The Australian Forestry Council has endorsed the continuing practice of multiple-use management of public forests.
The Forestry Council comprises state and territory forestry ministers and is chaired by the Minister for Primary Industry John Kerin.
The council agreed at its meeting in Melbourne on June 6 that every effort should be made to achieve an acceptable balance between wood production activities and the conservation of the natural environment.
It agreed that preservation of scenic values, provision for recreational use, maintenance of wildlife, erosion control and water catchment protection were established goals in forest management.
Individual states are pursuing forest management policies which encompass those objectives, but the council plans to bring them together in a national forest policy statement.
The standing committee of the council is preparing a draft forest policy for consideration by the council at its next meeting.
The council expressed support for the draft national conservation strategy which will be considered shortly by a national conference.
The council will, however, seek major amendments to the background paper on forestry included in the strategy document.
In his first speech to the Australian Forestry Council since becoming a minister in the new Hawke government. Mr Kerin said national conservation strategy was concerned with striking a balance between the current utilisation of living natural resources and the conservation of those resources indefinitely into the future.
“I understand that states subscribe to the aims and objectives of the strategy but wish to see amendment of some of the text,” Mr Kerin said.
“The draft raises a plethora of issues – sustainable yield of wood; visual and recreational amenity; age structure of forests; soil fertility, erosion, and salinity; control burning; softwood versus native plantations; dieback; selective cutting; wood chipping; wildlife corridors and flora reserves; and more. All must be addressed.”
“Recently, community attention has been directed at the devastating effects of bushfires, not only in terms of personal loss but also the effect upon our forest resources.”
“Fires and forests form a combination which bears the closest scrutiny.”
“These and other issues will directly influence the direction of forestry in Australia. They need to be taken in hand by a coordinating body such as the Australian Forestry Council.”
Mr Kerin said forestry had had the traditional role of producing wood for commercial purposes.
The community increasingly demanded that forest development be tempered by a concern for the environment.
But it had not been widely recognised that foresters had been striving hard and successfully to operate within a framework that is conservation oriented.
Each state through its forest service has long been directly involved in development and maintenance of forests for purposes of soil conservation, wildlife preservation and protection of water catchments.
The Prime Minister had pledged a commitment ‘to develop with the states a massive national re-afforestation and tree regeneration program.
“It will be my task to cooperate with my colleague, Barry Cohen, the Minister for Home Affairs and Environment, to give effect to this commitment in as sensible a way as is possible,” Mr Kerin said.

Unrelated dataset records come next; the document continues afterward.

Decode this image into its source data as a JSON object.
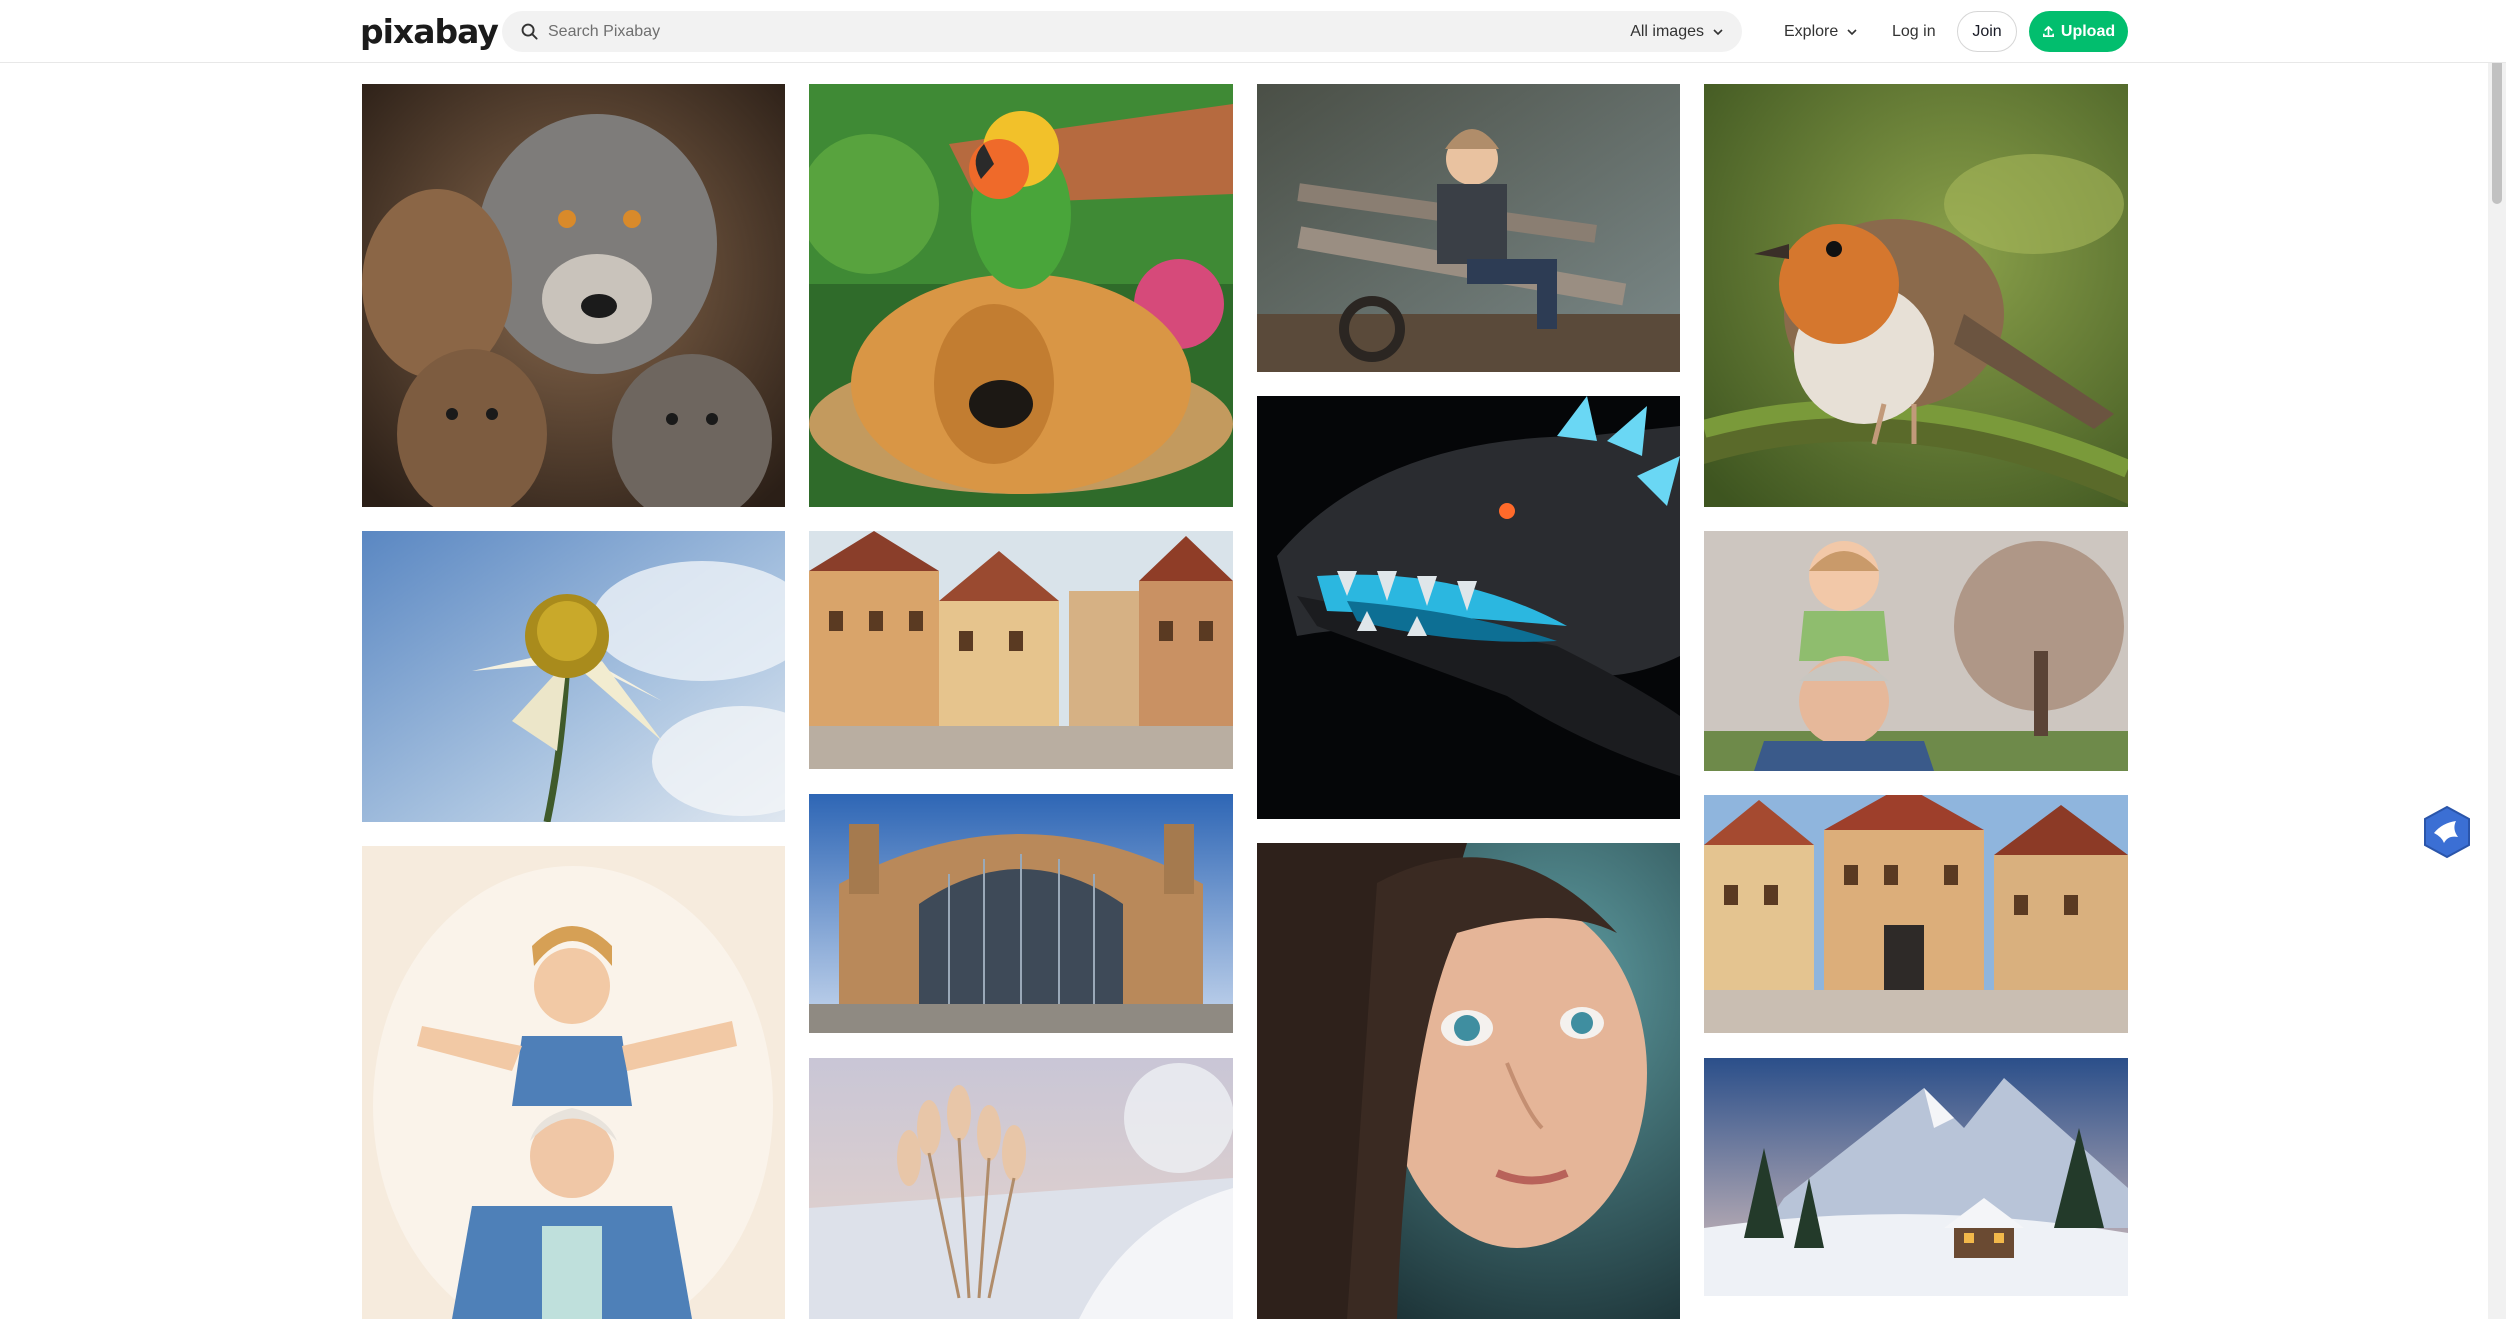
{
  "header": {
    "logo_text": "pixabay",
    "search_placeholder": "Search Pixabay",
    "filter_label": "All images",
    "explore_label": "Explore",
    "login_label": "Log in",
    "join_label": "Join",
    "upload_label": "Upload"
  },
  "colors": {
    "brand_green": "#02be6e",
    "text_dark": "#191b26",
    "search_bg": "#f2f2f2"
  },
  "icons": {
    "search": "search-icon",
    "chevron": "chevron-down-icon",
    "upload": "upload-icon",
    "badge": "chat-bird-icon"
  },
  "photos": [
    {
      "id": "wolves",
      "subject": "wolf family"
    },
    {
      "id": "parrot-dog",
      "subject": "parrot on dog"
    },
    {
      "id": "child-bench",
      "subject": "child on bench"
    },
    {
      "id": "robin",
      "subject": "robin on branch"
    },
    {
      "id": "flower",
      "subject": "white coneflower"
    },
    {
      "id": "town-1",
      "subject": "half-timbered town"
    },
    {
      "id": "dragon",
      "subject": "dragon head"
    },
    {
      "id": "grandpa-child",
      "subject": "child on grandfather's shoulders"
    },
    {
      "id": "grandma-child",
      "subject": "child on grandmother's shoulders"
    },
    {
      "id": "station",
      "subject": "train station"
    },
    {
      "id": "girl",
      "subject": "girl portrait"
    },
    {
      "id": "town-2",
      "subject": "half-timbered street"
    },
    {
      "id": "winter-reeds",
      "subject": "frosted reeds by river"
    },
    {
      "id": "winter-cabin",
      "subject": "snowy mountain cabin"
    }
  ]
}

“This council has a very significant role in the careful exploration of ways and means of establishing common ground on the wide range of conservation/preservation issues.
It must have a positive input into the national conservation strategy and the programs which will flow from it.”
Mr Kerin added: “The forest industries play an important part in the national economy.
Australia currently utilised some $3.2 billion worth of forest products annually, of which some $2.2 billion comes from local production.”
Editor’s note: Four years later, in 1987, the Hawke government had nominated roughly 9300 sq km of mostly wet tropical rainforest between Townsville and Cooktown for the UNESCO World Heritage list. It joined such illustrious company as the Great Barrier Reef, the Yellowstone National Park and the Grand Canyon.
The timber industry had tried to discount the influence of the environmental lobby, but it would be hard to believe the greenies’ catchcry of “Save the Rainforests” could fail to be a vote-winner in the southern concrete jungles.
Senator Graham Richardson, who, according to former Labor senator and judge James McClelland, would “not know the difference between a melaleuca and a marigold” went straight into the lion’s den after the election.
With media crews in tow, the new minister visited Ravenshoe, three hours’ drive south from Daintree. Ravenshoe (pop. 1200).
About 80 workers in the local timber mill were out in force to greet him. A well-televised scuffle ensued.
If accepted by the Paris committee, the listing would mean the end of logging within the Heritage boundaries – and drive the last nails into the coffin of the beleaguered north Queensland timber industry, already hit by diminishing Crown timber quotas and a spate of mill closures.
In what promised to be his last great battle before retirement, the Queensland Premier Sir Joh Bjelke-Petersen told timber industry workers that, if necessary, he would go to Paris himself to fight the listing.
The industry said it harvested less than 20% of the 850,000 hectares of rainforest in North Queensland on a 40-year “sustained yield” cycle that allows for regeneration.
However, the environmental lobby, led by the Tropical Rainforest Society of Queensland, said so-called “selective logging” of the rainforests was a failure.
In 1987, the industry’s timber quota was only about a quarter of the annual cut of a decade ago – proof, said environmentalists, that the rainforest was fast depleting, not regenerating.
And according to then conservation newcomer Senator Graham Richardson, the gross value of the industry was down to a mere $17 million annually.